But that was not the point. The point was that by appointing ministers quite unsuitable to the tasks entrusted to them, Barak did great damage to the interests of the state. You don't entrust your body to a surgeon who is really a lawyer, nor do you entrust your money to a banker who is really a biologist.
YET THE idea of political entitlement was hovering over the whole process of forming the cabinet. The awarding of the ministries more closely resembles a dispute among thieves over the spoils than a responsible process of manning or womaning the ministries which will be responsible for the security and well-being of the nation.
The quarrel that held up the formation of the new government for several crucial days was over the Ministry of Education. Lapid wanted it for his No. 2, an orthodox (though moderate) rabbi. The incumbent, Gideon Sa'ar, desperately clung to it, organizing petitions in his favor among teachers, mayors and what not.
This could have been a legitimate fight if it had been about questions of education.
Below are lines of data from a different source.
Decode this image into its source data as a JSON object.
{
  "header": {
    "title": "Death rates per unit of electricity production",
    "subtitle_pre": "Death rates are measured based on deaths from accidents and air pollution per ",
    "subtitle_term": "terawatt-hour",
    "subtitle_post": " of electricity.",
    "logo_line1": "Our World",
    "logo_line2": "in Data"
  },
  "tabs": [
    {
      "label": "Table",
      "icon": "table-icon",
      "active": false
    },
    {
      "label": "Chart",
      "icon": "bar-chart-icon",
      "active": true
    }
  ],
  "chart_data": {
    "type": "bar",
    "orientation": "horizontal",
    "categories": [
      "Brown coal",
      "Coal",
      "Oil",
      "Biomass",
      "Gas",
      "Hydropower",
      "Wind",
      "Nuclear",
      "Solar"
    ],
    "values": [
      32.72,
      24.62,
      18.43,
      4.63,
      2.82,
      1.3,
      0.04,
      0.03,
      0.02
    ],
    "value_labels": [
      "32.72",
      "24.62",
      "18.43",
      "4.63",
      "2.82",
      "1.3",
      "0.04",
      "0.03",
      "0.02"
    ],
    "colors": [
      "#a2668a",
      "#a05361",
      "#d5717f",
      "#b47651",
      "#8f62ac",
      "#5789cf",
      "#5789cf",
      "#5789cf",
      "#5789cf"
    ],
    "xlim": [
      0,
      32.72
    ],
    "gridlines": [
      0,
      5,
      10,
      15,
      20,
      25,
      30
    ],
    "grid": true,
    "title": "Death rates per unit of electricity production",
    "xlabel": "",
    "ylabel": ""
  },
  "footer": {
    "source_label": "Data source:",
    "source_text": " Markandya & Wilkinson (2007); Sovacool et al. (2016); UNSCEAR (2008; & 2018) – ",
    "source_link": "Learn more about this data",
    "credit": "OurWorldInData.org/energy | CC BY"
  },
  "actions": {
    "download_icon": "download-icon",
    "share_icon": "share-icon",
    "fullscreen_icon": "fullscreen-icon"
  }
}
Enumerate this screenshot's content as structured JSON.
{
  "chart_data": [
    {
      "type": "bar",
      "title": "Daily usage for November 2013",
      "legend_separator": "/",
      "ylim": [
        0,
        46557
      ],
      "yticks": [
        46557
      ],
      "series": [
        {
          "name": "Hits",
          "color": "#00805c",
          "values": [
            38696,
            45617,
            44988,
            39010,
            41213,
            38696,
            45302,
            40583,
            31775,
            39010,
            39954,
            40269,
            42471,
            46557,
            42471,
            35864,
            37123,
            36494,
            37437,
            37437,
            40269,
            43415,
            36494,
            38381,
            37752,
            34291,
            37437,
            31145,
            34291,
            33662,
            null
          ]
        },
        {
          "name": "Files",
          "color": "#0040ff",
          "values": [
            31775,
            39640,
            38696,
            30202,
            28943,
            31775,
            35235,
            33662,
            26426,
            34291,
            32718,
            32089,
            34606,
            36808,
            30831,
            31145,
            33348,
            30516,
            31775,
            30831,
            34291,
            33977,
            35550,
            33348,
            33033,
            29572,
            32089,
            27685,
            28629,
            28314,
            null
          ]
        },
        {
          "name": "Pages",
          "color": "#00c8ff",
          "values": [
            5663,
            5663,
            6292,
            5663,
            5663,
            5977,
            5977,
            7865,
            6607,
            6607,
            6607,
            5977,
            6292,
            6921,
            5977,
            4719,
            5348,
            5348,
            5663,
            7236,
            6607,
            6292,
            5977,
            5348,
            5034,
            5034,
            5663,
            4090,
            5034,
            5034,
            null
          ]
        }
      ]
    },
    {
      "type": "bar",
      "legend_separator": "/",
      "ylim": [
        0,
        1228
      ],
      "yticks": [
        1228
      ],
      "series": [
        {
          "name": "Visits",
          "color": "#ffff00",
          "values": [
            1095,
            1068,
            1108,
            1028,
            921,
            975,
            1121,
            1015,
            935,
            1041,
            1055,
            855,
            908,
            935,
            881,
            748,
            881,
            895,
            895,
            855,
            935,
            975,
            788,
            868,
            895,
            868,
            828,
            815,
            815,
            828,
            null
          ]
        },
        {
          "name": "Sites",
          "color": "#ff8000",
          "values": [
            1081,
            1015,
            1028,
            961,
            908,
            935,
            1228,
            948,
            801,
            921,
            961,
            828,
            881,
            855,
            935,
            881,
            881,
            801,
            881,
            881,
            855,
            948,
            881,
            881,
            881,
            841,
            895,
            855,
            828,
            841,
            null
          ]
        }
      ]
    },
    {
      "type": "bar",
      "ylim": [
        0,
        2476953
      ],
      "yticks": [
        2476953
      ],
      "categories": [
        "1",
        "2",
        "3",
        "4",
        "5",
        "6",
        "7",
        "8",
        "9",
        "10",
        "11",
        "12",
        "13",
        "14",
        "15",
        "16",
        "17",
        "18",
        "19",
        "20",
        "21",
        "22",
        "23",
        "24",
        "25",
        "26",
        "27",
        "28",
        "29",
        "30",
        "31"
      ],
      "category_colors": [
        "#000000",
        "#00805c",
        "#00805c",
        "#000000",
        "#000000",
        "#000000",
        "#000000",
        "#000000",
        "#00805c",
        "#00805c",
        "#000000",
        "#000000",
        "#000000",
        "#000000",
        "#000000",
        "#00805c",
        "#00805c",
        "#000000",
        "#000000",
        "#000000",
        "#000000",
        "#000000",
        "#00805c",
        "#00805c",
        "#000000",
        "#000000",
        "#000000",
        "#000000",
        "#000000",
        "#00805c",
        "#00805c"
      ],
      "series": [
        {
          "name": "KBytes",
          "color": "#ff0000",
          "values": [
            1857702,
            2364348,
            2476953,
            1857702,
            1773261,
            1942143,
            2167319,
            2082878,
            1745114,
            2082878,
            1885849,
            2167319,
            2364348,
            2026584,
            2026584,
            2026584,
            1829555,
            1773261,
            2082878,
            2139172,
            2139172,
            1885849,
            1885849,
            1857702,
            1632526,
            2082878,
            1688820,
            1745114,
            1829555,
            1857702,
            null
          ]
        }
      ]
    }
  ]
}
For example, Sa'ar, a fanatical Likud man, has sent the pupils to religious and nationalistic sites in Greater Eretz Israel, to imbue them with proper patriotic fervor. He is also more intent on his pupils winning international capability tests than on education as such.
But nobody spoke about these subjects. It was a simple fight over entitlement. In medieval times, it might have been fought out with lances in a tournament. In these civilized days, both sides use political blackmail. Lapid won.
I AM not a great admirer of Tzipi Livni and her air of a spoilt brat. But I am happy about her appointment to the Ministry of Justice.
Her last two predecessors were intent on destroying the Supreme Court and putting an end to "judicial activism." (This seems to be a problem in many countries nowadays. Governments want to abolish the court's power to annul anti-democratic laws.) Tzipi can be relied on to buttress the Supreme Court, seen by many as "the last bastion of Israeli democracy."
Much more problematical is the appointment of Moshe Ya'alon as Minister of Defense. He inherited the job because there is just nobody around who could be appointed instead. Israelis take their defense seriously, and you cannot appoint, say, a gynecologist to this job.
"Bogy," as everybody calls him, is a former Chief of Staff of the Army, and a very undistinguished one. Indeed, when he finished the standard three years on the job, Prime Minister Ariel Sharon refused to grant him the almost automatic fourth year. Bogy was bitter and complained that he always had to wear high boots, because of the many snakes in the Ministry of Defense and the General Staff. He may need them again now.
His many detractors call him a "bock" -- German and Yiddish for a goat, symbolizing a lack of intelligence. He is an extreme militarist, who sees all problems through the sights of a gun. He can be sure of the allegiance of Israel's vast army of ex-generals (or "degenerals" as I call them).
THE MOST problematical appointment of all is the choice of Uri Ariel for the crucial post of Minister of Housing.
Uri Ariel is the arch-settler. He was the founder of a settlement, a leader of the settlers' organization, the Ministry of Defense official responsible for the settlements. He was also a director of the Keren Kayemet -- Jewish National Fund -- a major arm of the settlement enterprise. He entered the Knesset when Rehavam Ze'evi, the leader of the extreme-extreme Right, was assassinated by a Palestinian hit squad.
Turning this Ministry over to such a person means that most of its resources will go to a frantic expansion of the settlements, each of which is a nail in the coffin of peace. Yet Lapid supported this appointment with all his new-found political clout, as part of his "brotherhood" bond with Naftali Bennett, who is now the godfather of the settler movement.
Bennett's party also gained the all-important Knesset finance committee, which is needed to funnel the funds to the settlements. It means that the settlers are now in complete control of the state.
Lapid's election triumph may yet be revealed as the biggest disaster for Israel.
The brotherhood pact between Lapid and Bennett made it possible for them to blackmail poor Netanyahu and get (almost) everything they longed for. Except the Foreign Ministry.